Back On Beat: Why Branded & Generic Pharma Is Drifting Lower, This Week…

Most readers likely saw these reports already — from Monday. But candidly, I just can’t get too terribly lathered up about them.

I, for one, am decidedly skeptical that Scott Gottlieb, and the new FDA/HHS leadership will actually be able to achieve what each is setting out to do, despite all the tough talk on pricing from the White House. Even so, most major pharma names have seen NYSE declines this week — even in the face of some very positive oncology drug press coverage.

The issue is pricing — and the new FDA leader’s remarks to the effect that he will make a priority of bringing at least three generic competitors to market, for each formerly branded drug, when the relevant patent exclusivity lapses.

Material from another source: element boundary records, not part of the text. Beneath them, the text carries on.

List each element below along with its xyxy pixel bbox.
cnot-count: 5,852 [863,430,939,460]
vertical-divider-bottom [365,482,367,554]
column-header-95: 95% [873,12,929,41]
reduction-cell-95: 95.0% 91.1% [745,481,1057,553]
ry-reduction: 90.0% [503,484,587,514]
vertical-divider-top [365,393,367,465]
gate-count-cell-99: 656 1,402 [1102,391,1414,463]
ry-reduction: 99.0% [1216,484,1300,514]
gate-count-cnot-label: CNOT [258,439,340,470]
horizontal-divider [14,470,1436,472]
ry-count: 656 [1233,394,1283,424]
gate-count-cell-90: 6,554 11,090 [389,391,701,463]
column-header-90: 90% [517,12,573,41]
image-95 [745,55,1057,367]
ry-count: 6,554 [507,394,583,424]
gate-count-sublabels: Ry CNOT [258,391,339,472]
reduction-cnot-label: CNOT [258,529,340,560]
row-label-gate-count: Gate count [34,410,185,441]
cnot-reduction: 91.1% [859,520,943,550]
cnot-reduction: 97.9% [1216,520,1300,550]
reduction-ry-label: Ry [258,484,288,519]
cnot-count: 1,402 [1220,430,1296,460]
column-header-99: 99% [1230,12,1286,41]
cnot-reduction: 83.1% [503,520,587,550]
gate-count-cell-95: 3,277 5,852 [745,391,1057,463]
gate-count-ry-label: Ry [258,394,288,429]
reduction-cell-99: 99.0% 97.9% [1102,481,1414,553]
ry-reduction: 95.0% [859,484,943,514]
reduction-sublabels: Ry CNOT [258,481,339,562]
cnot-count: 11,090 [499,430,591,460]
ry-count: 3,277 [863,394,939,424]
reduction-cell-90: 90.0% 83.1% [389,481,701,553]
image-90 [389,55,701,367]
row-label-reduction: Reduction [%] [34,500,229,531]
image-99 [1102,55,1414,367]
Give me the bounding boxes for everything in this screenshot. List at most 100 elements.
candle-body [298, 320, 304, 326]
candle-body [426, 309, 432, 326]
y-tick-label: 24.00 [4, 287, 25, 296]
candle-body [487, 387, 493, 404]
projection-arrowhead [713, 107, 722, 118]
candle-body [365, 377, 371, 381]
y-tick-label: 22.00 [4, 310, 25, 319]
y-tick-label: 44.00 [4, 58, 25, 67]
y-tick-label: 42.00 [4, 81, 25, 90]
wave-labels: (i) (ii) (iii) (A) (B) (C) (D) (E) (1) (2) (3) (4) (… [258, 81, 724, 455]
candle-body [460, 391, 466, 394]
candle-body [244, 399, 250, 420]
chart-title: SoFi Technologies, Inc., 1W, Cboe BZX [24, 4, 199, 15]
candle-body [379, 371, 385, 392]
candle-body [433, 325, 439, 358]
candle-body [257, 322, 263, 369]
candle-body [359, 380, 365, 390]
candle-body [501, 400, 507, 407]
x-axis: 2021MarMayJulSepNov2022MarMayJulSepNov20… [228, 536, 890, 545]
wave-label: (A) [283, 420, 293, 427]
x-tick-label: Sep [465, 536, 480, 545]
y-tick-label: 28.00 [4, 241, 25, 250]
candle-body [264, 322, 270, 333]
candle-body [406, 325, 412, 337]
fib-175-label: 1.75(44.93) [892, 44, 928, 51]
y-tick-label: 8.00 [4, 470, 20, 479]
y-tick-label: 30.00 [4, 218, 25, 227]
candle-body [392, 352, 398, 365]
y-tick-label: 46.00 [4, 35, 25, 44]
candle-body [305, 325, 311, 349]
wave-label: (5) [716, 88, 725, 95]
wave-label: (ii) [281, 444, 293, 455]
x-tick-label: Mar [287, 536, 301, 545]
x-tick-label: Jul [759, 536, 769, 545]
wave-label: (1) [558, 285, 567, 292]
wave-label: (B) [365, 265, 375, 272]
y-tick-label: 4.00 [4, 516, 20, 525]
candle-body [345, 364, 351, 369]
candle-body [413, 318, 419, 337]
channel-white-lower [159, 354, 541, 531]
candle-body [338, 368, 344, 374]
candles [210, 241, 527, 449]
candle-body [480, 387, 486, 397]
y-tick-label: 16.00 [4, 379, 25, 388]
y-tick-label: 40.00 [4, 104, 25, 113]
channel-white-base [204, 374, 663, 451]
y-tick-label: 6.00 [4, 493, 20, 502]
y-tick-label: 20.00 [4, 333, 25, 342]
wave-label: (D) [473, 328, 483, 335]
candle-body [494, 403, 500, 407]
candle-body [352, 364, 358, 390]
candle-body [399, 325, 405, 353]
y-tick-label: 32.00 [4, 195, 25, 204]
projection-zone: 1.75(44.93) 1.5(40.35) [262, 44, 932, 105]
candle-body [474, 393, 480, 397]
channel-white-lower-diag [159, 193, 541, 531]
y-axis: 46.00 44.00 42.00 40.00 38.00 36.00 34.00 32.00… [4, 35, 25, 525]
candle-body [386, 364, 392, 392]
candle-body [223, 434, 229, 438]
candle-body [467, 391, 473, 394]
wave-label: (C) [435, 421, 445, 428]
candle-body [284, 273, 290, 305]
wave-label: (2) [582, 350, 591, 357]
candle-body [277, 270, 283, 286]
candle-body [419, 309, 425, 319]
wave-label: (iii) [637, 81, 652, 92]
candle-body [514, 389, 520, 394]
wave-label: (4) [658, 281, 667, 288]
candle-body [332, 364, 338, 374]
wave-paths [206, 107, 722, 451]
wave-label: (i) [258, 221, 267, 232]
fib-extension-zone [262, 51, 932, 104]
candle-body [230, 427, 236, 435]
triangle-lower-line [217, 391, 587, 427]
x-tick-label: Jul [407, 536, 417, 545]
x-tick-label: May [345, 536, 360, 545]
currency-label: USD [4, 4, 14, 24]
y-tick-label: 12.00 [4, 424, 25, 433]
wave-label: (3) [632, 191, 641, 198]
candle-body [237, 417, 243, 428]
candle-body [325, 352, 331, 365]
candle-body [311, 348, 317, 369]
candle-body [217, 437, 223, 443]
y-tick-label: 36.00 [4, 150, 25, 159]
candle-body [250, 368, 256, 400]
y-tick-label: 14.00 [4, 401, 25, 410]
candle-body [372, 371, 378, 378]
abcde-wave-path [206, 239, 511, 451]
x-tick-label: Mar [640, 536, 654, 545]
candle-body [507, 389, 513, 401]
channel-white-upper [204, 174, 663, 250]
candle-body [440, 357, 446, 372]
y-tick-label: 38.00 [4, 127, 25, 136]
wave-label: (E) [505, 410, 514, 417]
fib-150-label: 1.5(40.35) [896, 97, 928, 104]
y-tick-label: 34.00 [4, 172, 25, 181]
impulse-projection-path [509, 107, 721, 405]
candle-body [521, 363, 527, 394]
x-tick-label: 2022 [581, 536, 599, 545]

There is significant empirical evidence that drug prices fall precipitously when a third competitor enters a given market. And so, that is his aspirational goal. It is also his goal to clear the generic app. backlog, at FDA. But that one will likely require a very large budget bump — one that the White House (let alone Congress) — will be unlikely to push through, in the current environment.

As I say though, the NYSE stock ticker for most names is showing more than a little concern, here (a bit, from Bloomberg, then):

. . . .FDA Commissioner Scott Gottlieb said in an interview Monday that the agency is looking at how to push applications to the front of the line in cases where there are fewer than three competing generic manufacturers. The policy would target cases where there are few or no competing versions of drugs, which has led to high prices in some situations. . . .

Adding generic competitors would mean lower prices, Gottlieb said. The goal is to have three manufacturers of every generic version of a drug. That’s the point at which prices start to fall significantly, he said. . . .

The agency is also looking at a plan to eliminate within a year the backlog of 2,640 generic-drug applications. . . .

The FDA is also looking into whether it can publish a list of the 180 brand-name drugs that no longer have patent protection and still don’t face any generic competition, 150 of which the agency has never received an application from a generic drugmaker to review.

Publishing it “might create a more compelling business opportunity,” he said.

Many of these ideas will be discussed at a public hearing the FDA plans to hold in the next several months to discuss ways to facilitate generic-drug competition. . . .

Now you know — feeling cold, on an otherwise sunny day. A bit of a collateral family medical emergency. May be off-line until Monday, now. Be good to one another.

[In more encouraging news, Cassini has completed its eighth inner ring dive, safely overnight.]